3 reasons you need to create a website (that you probably haven’t heard before)

When I started as a Web Development Bootcamp student, I bought the domain kylabendt.com. Everybody should own the domain name that’s their name if it’s available, right?

For a long time it sat as the most hideous site that I designed while learning the very basics of CSS. It was ugly and awful and had two links to pages that were just as embarrassing as my home page.

I never really shared it with anybody, but somehow Google discovered it. I was mortified one day recently when I was talking to a friend on the phone who searched my name and landed on my site.

For a long time, I’d sort of intended to turn this site into a basic portfolio site, but I’d never gotten around to it. This dose of mortification was the little nudge I needed to do something about it.

Almost a year later, I finally got done with a quick redesign of it. kylabendt.com is now a decent looking Bootstrap site.

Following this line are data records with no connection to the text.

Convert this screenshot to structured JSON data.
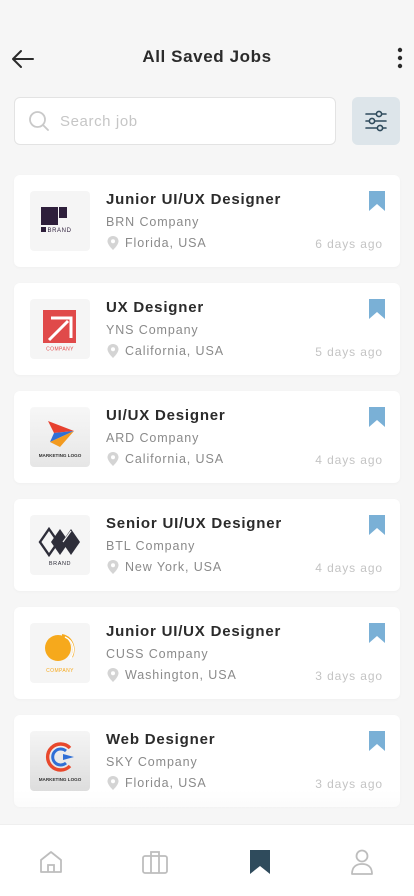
{
  "header": {
    "title": "All Saved Jobs"
  },
  "search": {
    "placeholder": "Search job",
    "value": ""
  },
  "colors": {
    "accent": "#2f4b5c",
    "bookmark": "#7ab0d6",
    "filter_bg": "#dde5ea"
  },
  "jobs": [
    {
      "title": "Junior UI/UX Designer",
      "company": "BRN Company",
      "location": "Florida, USA",
      "posted": "6 days ago",
      "logo_icon": "brn-brand-logo",
      "logo_text": "BRAND"
    },
    {
      "title": "UX Designer",
      "company": "YNS Company",
      "location": "California, USA",
      "posted": "5 days ago",
      "logo_icon": "yns-company-logo",
      "logo_text": "COMPANY"
    },
    {
      "title": "UI/UX Designer",
      "company": "ARD Company",
      "location": "California, USA",
      "posted": "4 days ago",
      "logo_icon": "ard-marketing-logo",
      "logo_text": "MARKETING LOGO"
    },
    {
      "title": "Senior UI/UX Designer",
      "company": "BTL Company",
      "location": "New York, USA",
      "posted": "4 days ago",
      "logo_icon": "btl-brand-logo",
      "logo_text": "BRAND"
    },
    {
      "title": "Junior UI/UX Designer",
      "company": "CUSS Company",
      "location": "Washington, USA",
      "posted": "3 days ago",
      "logo_icon": "cuss-company-logo",
      "logo_text": "COMPANY"
    },
    {
      "title": "Web Designer",
      "company": "SKY Company",
      "location": "Florida, USA",
      "posted": "3 days ago",
      "logo_icon": "sky-marketing-logo",
      "logo_text": "MARKETING LOGO"
    }
  ],
  "nav": [
    {
      "icon": "home-icon",
      "active": false
    },
    {
      "icon": "briefcase-icon",
      "active": false
    },
    {
      "icon": "bookmark-icon",
      "active": true
    },
    {
      "icon": "profile-icon",
      "active": false
    }
  ]
}
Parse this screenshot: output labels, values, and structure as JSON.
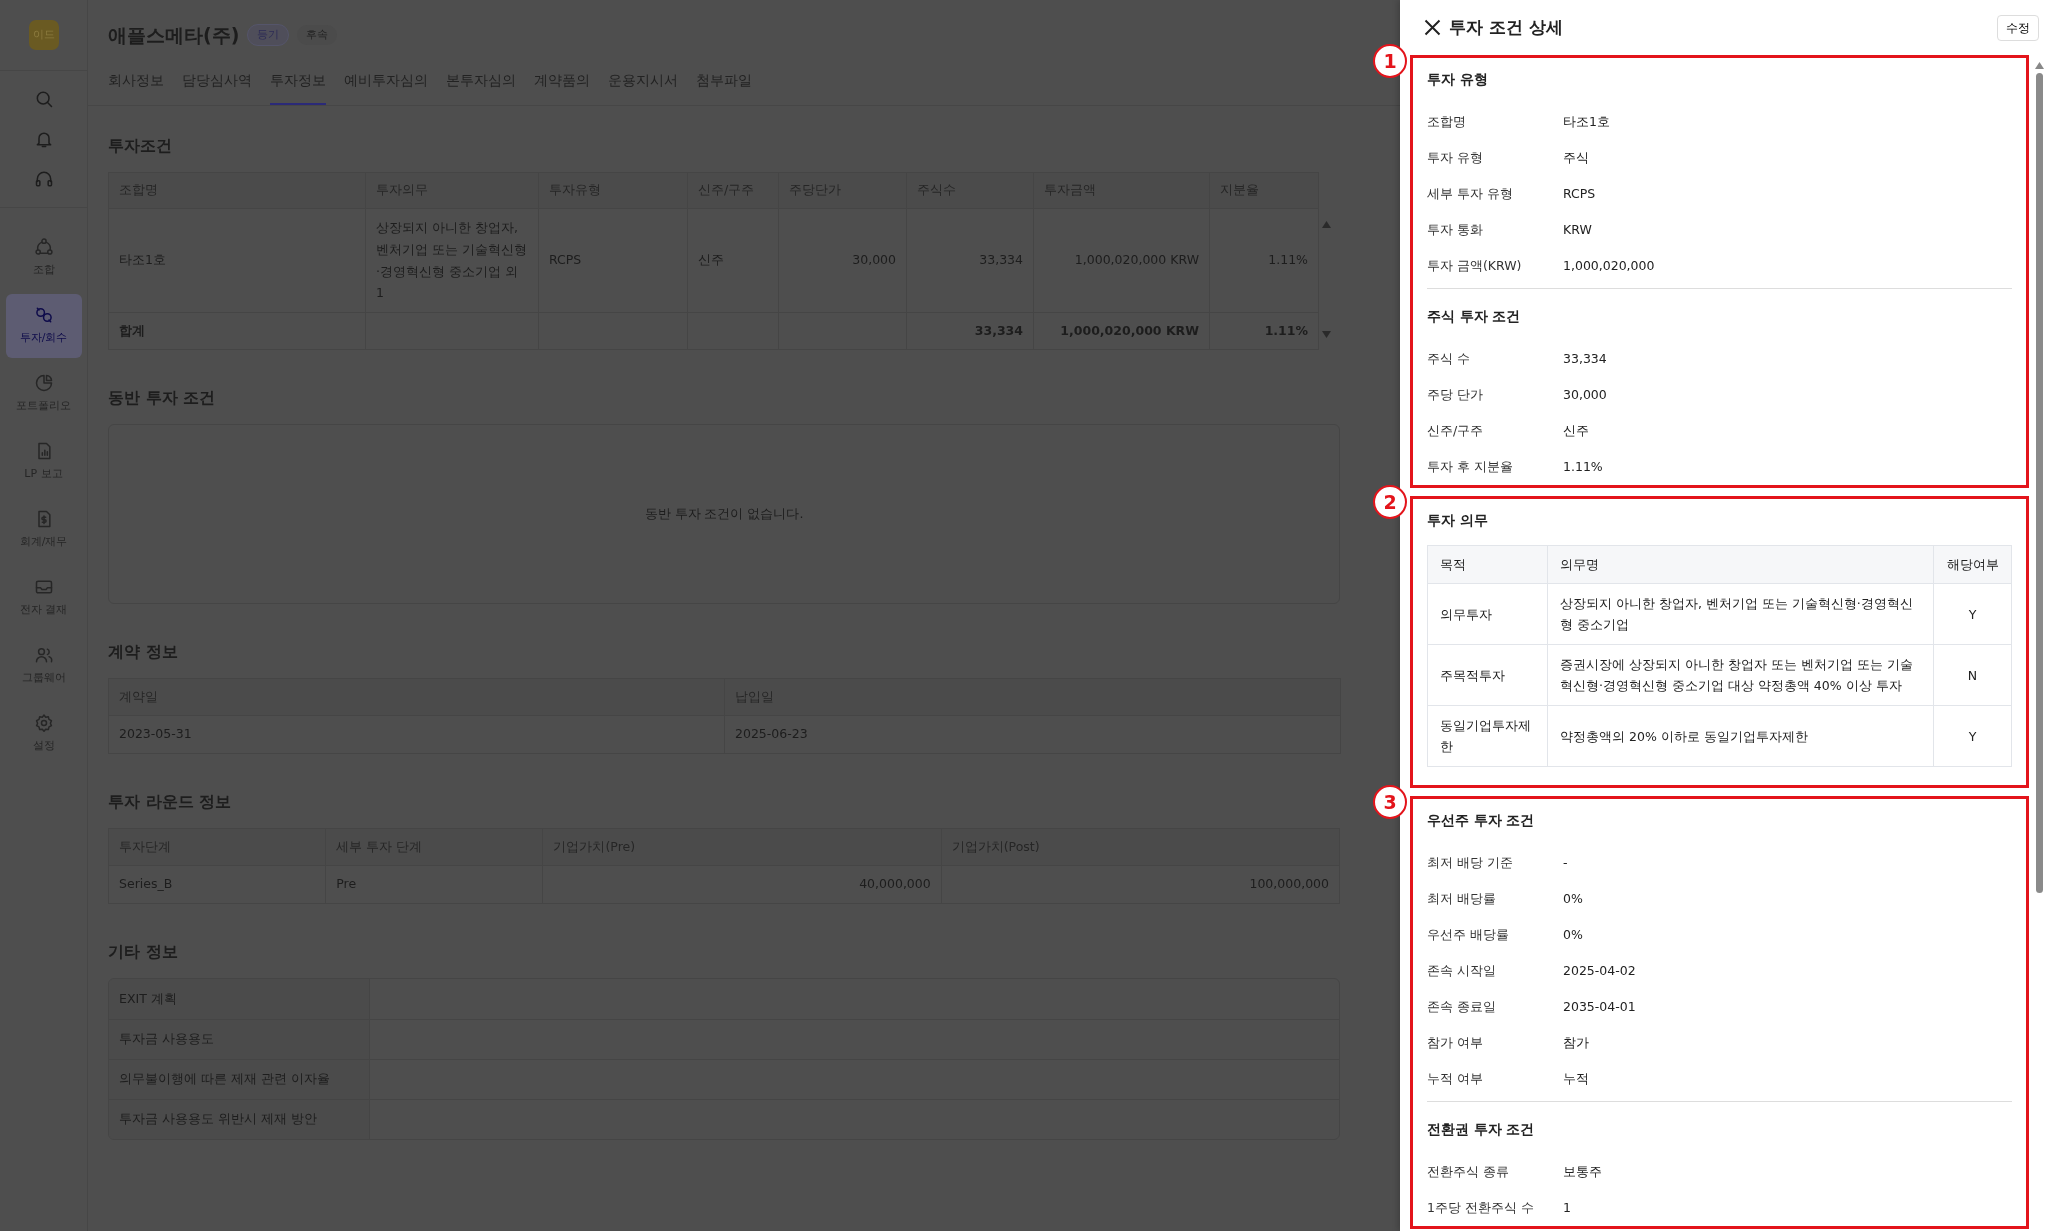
{
  "sidebar": {
    "logo": "이드",
    "items": [
      {
        "label": "조합",
        "selected": false
      },
      {
        "label": "투자/회수",
        "selected": true
      },
      {
        "label": "포트폴리오",
        "selected": false
      },
      {
        "label": "LP 보고",
        "selected": false
      },
      {
        "label": "회계/재무",
        "selected": false
      },
      {
        "label": "전자 결재",
        "selected": false
      },
      {
        "label": "그룹웨어",
        "selected": false
      },
      {
        "label": "설정",
        "selected": false
      }
    ]
  },
  "header": {
    "title": "애플스메타(주)",
    "badges": [
      {
        "label": "등기",
        "kind": "outline"
      },
      {
        "label": "후속",
        "kind": "filled"
      }
    ]
  },
  "tabs": [
    {
      "label": "회사정보",
      "selected": false
    },
    {
      "label": "담당심사역",
      "selected": false
    },
    {
      "label": "투자정보",
      "selected": true
    },
    {
      "label": "예비투자심의",
      "selected": false
    },
    {
      "label": "본투자심의",
      "selected": false
    },
    {
      "label": "계약품의",
      "selected": false
    },
    {
      "label": "운용지시서",
      "selected": false
    },
    {
      "label": "첨부파일",
      "selected": false
    }
  ],
  "investment_terms": {
    "title": "투자조건",
    "columns": [
      "조합명",
      "투자의무",
      "투자유형",
      "신주/구주",
      "주당단가",
      "주식수",
      "투자금액",
      "지분율"
    ],
    "rows": [
      [
        "타조1호",
        "상장되지 아니한 창업자, 벤처기업 또는 기술혁신형·경영혁신형 중소기업 외 1",
        "RCPS",
        "신주",
        "30,000",
        "33,334",
        "1,000,020,000 KRW",
        "1.11%"
      ]
    ],
    "total": {
      "label": "합계",
      "shares": "33,334",
      "amount": "1,000,020,000 KRW",
      "ratio": "1.11%"
    }
  },
  "co_investment": {
    "title": "동반 투자 조건",
    "empty_message": "동반 투자 조건이 없습니다."
  },
  "contract_info": {
    "title": "계약 정보",
    "columns": [
      "계약일",
      "납입일"
    ],
    "rows": [
      [
        "2023-05-31",
        "2025-06-23"
      ]
    ]
  },
  "round_info": {
    "title": "투자 라운드 정보",
    "columns": [
      "투자단계",
      "세부 투자 단계",
      "기업가치(Pre)",
      "기업가치(Post)"
    ],
    "rows": [
      [
        "Series_B",
        "Pre",
        "40,000,000",
        "100,000,000"
      ]
    ]
  },
  "other_info": {
    "title": "기타 정보",
    "rows": [
      {
        "label": "EXIT 계획"
      },
      {
        "label": "투자금 사용용도"
      },
      {
        "label": "의무불이행에 따른 제재 관련 이자율"
      },
      {
        "label": "투자금 사용용도 위반시 제재 방안"
      }
    ]
  },
  "panel": {
    "title": "투자 조건 상세",
    "edit_button": "수정",
    "sections": [
      {
        "marker": "1",
        "groups": [
          {
            "heading": "투자 유형",
            "fields": [
              {
                "label": "조합명",
                "value": "타조1호"
              },
              {
                "label": "투자 유형",
                "value": "주식"
              },
              {
                "label": "세부 투자 유형",
                "value": "RCPS"
              },
              {
                "label": "투자 통화",
                "value": "KRW"
              },
              {
                "label": "투자 금액(KRW)",
                "value": "1,000,020,000"
              }
            ]
          },
          {
            "heading": "주식 투자 조건",
            "fields": [
              {
                "label": "주식 수",
                "value": "33,334"
              },
              {
                "label": "주당 단가",
                "value": "30,000"
              },
              {
                "label": "신주/구주",
                "value": "신주"
              },
              {
                "label": "투자 후 지분율",
                "value": "1.11%"
              }
            ]
          }
        ]
      },
      {
        "marker": "2",
        "groups": [
          {
            "heading": "투자 의무",
            "table": {
              "columns": [
                "목적",
                "의무명",
                "해당여부"
              ],
              "rows": [
                [
                  "의무투자",
                  "상장되지 아니한 창업자, 벤처기업 또는 기술혁신형·경영혁신형 중소기업",
                  "Y"
                ],
                [
                  "주목적투자",
                  "증권시장에 상장되지 아니한 창업자 또는 벤처기업 또는 기술혁신형·경영혁신형 중소기업 대상 약정총액 40% 이상 투자",
                  "N"
                ],
                [
                  "동일기업투자제한",
                  "약정총액의 20% 이하로 동일기업투자제한",
                  "Y"
                ]
              ]
            }
          }
        ]
      },
      {
        "marker": "3",
        "groups": [
          {
            "heading": "우선주 투자 조건",
            "fields": [
              {
                "label": "최저 배당 기준",
                "value": "-"
              },
              {
                "label": "최저 배당률",
                "value": "0%"
              },
              {
                "label": "우선주 배당률",
                "value": "0%"
              },
              {
                "label": "존속 시작일",
                "value": "2025-04-02"
              },
              {
                "label": "존속 종료일",
                "value": "2035-04-01"
              },
              {
                "label": "참가 여부",
                "value": "참가"
              },
              {
                "label": "누적 여부",
                "value": "누적"
              }
            ]
          },
          {
            "heading": "전환권 투자 조건",
            "fields": [
              {
                "label": "전환주식 종류",
                "value": "보통주"
              },
              {
                "label": "1주당 전환주식 수",
                "value": "1"
              }
            ]
          }
        ]
      }
    ]
  }
}
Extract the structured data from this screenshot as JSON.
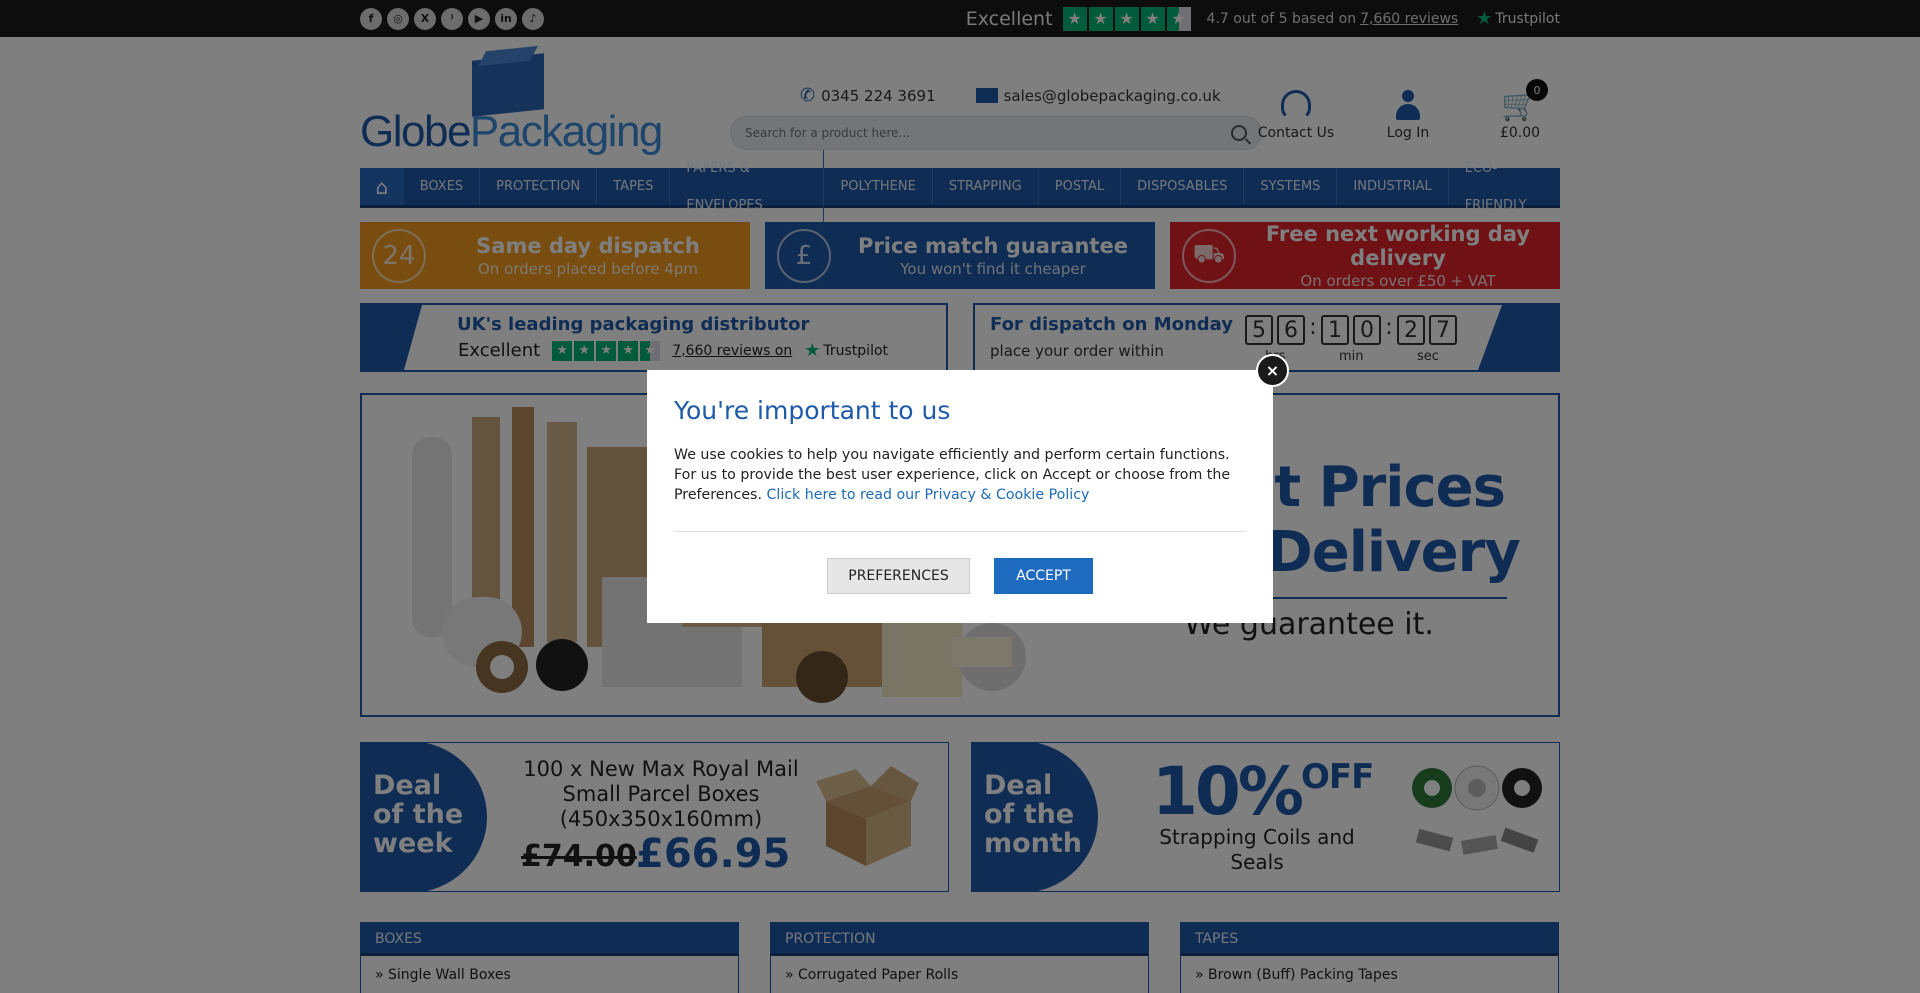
{
  "topbar": {
    "social": [
      {
        "icon": "facebook-icon",
        "glyph": "f"
      },
      {
        "icon": "instagram-icon",
        "glyph": "◎"
      },
      {
        "icon": "x-icon",
        "glyph": "X"
      },
      {
        "icon": "rss-icon",
        "glyph": "⁾"
      },
      {
        "icon": "youtube-icon",
        "glyph": "▶"
      },
      {
        "icon": "linkedin-icon",
        "glyph": "in"
      },
      {
        "icon": "tiktok-icon",
        "glyph": "♪"
      }
    ],
    "rating_word": "Excellent",
    "rating_text": "4.7 out of 5 based on",
    "review_count": "7,660 reviews",
    "trustpilot": "Trustpilot"
  },
  "header": {
    "logo_part1": "Globe",
    "logo_part2": "Packaging",
    "phone": "0345 224 3691",
    "email": "sales@globepackaging.co.uk",
    "search_placeholder": "Search for a product here...",
    "contact_label": "Contact Us",
    "login_label": "Log In",
    "cart_count": "0",
    "cart_total": "£0.00"
  },
  "nav": {
    "items": [
      "Boxes",
      "Protection",
      "Tapes",
      "Papers & Envelopes",
      "Polythene",
      "Strapping",
      "Postal",
      "Disposables",
      "Systems",
      "Industrial",
      "Eco-Friendly"
    ]
  },
  "promos": [
    {
      "title": "Same day dispatch",
      "sub": "On orders placed before 4pm",
      "color": "#f39a1e"
    },
    {
      "title": "Price match guarantee",
      "sub": "You won't find it cheaper",
      "color": "#1f5aa8"
    },
    {
      "title": "Free next working day delivery",
      "sub": "On orders over £50 + VAT",
      "color": "#e1242a"
    }
  ],
  "info": {
    "leading": "UK's leading packaging distributor",
    "excellent": "Excellent",
    "reviews": "7,660 reviews on",
    "trustpilot": "Trustpilot",
    "dispatch_title": "For dispatch on Monday",
    "dispatch_sub": "place your order within",
    "countdown": {
      "h1": "5",
      "h2": "6",
      "m1": "1",
      "m2": "0",
      "s1": "2",
      "s2": "7"
    },
    "labels": {
      "hrs": "hrs",
      "min": "min",
      "sec": "sec"
    }
  },
  "hero": {
    "line1": "st Prices",
    "line2": "t Delivery",
    "guarantee": "We guarantee it."
  },
  "deals": {
    "week": {
      "badge": "Deal of the week",
      "title": "100 x New Max Royal Mail Small Parcel Boxes (450x350x160mm)",
      "old_price": "£74.00",
      "new_price": "£66.95"
    },
    "month": {
      "badge": "Deal of the month",
      "pct": "10%",
      "off": "OFF",
      "sub": "Strapping Coils and Seals"
    }
  },
  "categories": [
    {
      "title": "Boxes",
      "item": "» Single Wall Boxes"
    },
    {
      "title": "Protection",
      "item": "» Corrugated Paper Rolls"
    },
    {
      "title": "Tapes",
      "item": "» Brown (Buff) Packing Tapes"
    }
  ],
  "modal": {
    "title": "You're important to us",
    "body": "We use cookies to help you navigate efficiently and perform certain functions. For us to provide the best user experience, click on Accept or choose from the Preferences.",
    "link": "Click here to read our Privacy & Cookie Policy",
    "preferences": "PREFERENCES",
    "accept": "ACCEPT",
    "close": "×"
  }
}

It’s not super fancy, but it’s no longer a complete embarrassment.

Having updated my own portfolio site I feel as though I can at least write about this topic without being a total hypocrite.

Some people may talk about why you need your own website for getting a job. It’s a nice portfolio. It provides visibility. You can put it on your business card and use myname@myname.com as your email.

You can go a step further and have your own blog. This is supposed to establish you as an authority in the space.

These are all great points, but I feel like there are other reasons that are maybe even more impactful.

What you learn from it

There is a lot to be learned from creating a website. Even if one uses WordPress to create a simple site, there is a lot to learn along the way.

To me this just ties in with being a smart consumer of the internet… getting an inside peak into what goes on behind the scenes is really valuable.

Even, or especially, for people in the tech industry that are not web developers, making a website is a really valuable experience.

Having web experience benefits my other professional ‘personas’ . The data science part of me understands a lot more about scraping data from the web. I also know a lot more about the data websites collect on their users. The sales and marketing part understands more about online marketing.

Some people like to create boundaries between different job roles.

“I’m a data scientist, I don’t need to know about web development.”

I have found the more I dive into learning everything I can, the more it benefits me in unexpected ways. Things start to tie back together in all sorts of ways and what may initially seem like it won’t relate to anything turns out to be the key to solving some problem down the road.

The web is so omnipresent in our lives that it is a really powerful area to know more about.

The power of creating

There is something that happens when you create a new thing.

Especially if I am working in an area where I am not yet proficient, when I start to create something and it begins to take form, it feels like magic.

Making your first website is one of the coolest feelings.

There is a lot to be gained as far as confidence and a feeling of pride. Sometimes pride gets a bad reputation. While people can take it too far, I actually tend to think of it as a really positive thing. When I accomplish something cool and have a feeling of pride that I have legitimately earned it is one of the best feelings ever.

Connections

This section is aimed a little more towards having a blog than just a basic portfolio site. Although even a portfolio site may open the door to new connections.

There are a lot of reasons to start a blog – it’s a place to share what you’re learning, to help others that are following in your footsteps, to provide inspiration, to document your progress and passion. Some people start blogs to generate revenue through advertising or as platform to create and sell their own products.

Here I just want to focus on one reason – building connections. I don’t mean this as networking with people that you’re hoping will one day lead you to a high paying job.

I get that networking can be really powerful for landing a job, but I personally feel a bit repelled by the mentality of trying to connect with that as the motivation.

To me there is a more powerful form of connection available – that of genuine shared interests, goals and even real friendships.

Creating a blog or a website has a way of drawing in like-minded people that often become good friends. Sometimes these friends remain virtual, but often they also become real life friends.